Single by Mungo Jerry

from the album Long Legged Woman
- B-side: "Gonna Bop 'Til I Drop"
- Released: 1974
- Length: 2:55
- Label: Dawn Records (UK)
- Songwriter: Ray Dorset
- Producers: Barry Murray, Ray Dorset

Mungo Jerry singles chronology
| "Wild Love" (1973) | "Long Legged Woman Dressed in Black" (1974) | "All Dressed Up and No Place to Go" (1974) |

= Long Legged Woman Dressed in Black =

"Long Legged Woman Dressed in Black" is a popular song and hit single by the British group Mungo Jerry, first released in 1974. It also became the title track of a compilation album by the group, released later in 1974.

==Chart performance==
It was written by the band's lead singer Ray Dorset and produced by Barry Murray and Dorset.
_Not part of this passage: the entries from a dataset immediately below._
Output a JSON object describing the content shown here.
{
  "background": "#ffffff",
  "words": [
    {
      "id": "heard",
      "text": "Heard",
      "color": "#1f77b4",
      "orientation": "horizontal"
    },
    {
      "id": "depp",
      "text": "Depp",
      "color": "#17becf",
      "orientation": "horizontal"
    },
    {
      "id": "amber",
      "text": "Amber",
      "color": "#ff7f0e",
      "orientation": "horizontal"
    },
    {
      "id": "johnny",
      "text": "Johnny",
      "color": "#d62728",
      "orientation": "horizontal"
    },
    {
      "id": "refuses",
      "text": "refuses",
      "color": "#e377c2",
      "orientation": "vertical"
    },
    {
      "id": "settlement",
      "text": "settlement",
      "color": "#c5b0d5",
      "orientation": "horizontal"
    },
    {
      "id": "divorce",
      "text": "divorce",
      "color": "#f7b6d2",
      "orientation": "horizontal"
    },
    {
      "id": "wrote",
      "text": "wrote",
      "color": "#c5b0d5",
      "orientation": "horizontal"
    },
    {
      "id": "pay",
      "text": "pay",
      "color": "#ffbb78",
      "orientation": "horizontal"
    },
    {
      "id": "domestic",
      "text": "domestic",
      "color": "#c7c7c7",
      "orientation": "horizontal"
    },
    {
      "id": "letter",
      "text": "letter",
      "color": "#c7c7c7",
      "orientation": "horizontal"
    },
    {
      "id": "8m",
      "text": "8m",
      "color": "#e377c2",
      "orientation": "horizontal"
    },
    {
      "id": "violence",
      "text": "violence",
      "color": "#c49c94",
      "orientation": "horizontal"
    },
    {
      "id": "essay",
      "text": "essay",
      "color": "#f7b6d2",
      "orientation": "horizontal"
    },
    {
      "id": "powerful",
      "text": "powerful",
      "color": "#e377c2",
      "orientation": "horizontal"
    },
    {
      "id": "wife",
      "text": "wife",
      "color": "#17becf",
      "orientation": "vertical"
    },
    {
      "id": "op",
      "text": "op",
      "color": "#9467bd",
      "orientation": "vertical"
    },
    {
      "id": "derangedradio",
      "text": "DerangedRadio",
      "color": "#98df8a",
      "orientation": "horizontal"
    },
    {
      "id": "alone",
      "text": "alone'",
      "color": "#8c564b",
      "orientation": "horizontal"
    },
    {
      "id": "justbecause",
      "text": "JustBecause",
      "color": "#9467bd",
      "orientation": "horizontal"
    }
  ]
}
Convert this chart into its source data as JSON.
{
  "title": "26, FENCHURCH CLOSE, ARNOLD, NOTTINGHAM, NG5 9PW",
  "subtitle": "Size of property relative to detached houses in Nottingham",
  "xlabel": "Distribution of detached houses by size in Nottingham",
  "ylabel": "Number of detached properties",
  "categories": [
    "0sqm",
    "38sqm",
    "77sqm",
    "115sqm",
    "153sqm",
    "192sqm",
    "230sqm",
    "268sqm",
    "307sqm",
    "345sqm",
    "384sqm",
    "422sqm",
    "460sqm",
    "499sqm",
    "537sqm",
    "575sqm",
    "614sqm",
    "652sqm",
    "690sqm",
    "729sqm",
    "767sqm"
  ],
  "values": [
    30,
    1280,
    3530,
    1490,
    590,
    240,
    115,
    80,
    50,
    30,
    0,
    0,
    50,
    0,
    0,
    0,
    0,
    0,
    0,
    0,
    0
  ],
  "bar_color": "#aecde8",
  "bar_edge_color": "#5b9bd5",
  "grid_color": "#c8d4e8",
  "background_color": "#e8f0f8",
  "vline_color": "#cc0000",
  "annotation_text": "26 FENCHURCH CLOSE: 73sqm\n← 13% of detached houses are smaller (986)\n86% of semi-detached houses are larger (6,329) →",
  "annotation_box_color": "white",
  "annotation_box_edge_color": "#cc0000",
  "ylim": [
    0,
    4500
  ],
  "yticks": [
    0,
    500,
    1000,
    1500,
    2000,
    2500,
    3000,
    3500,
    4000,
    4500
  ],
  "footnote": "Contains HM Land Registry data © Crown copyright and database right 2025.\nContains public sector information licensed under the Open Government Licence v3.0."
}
In addition to Dorset (guitar, vocals), the line-up of the group at this time which played on the record comprised Dick Middleton (guitar), Bob Daisley (bass), Ian Milne (keyboards), and Dave Bidwell (drums). The song entered the UK Singles Chart in April 1974 and reached No. 13 staying for nine weeks on the chart, their last single to reach the British Top 20. The song peaked at number 84 in Australia.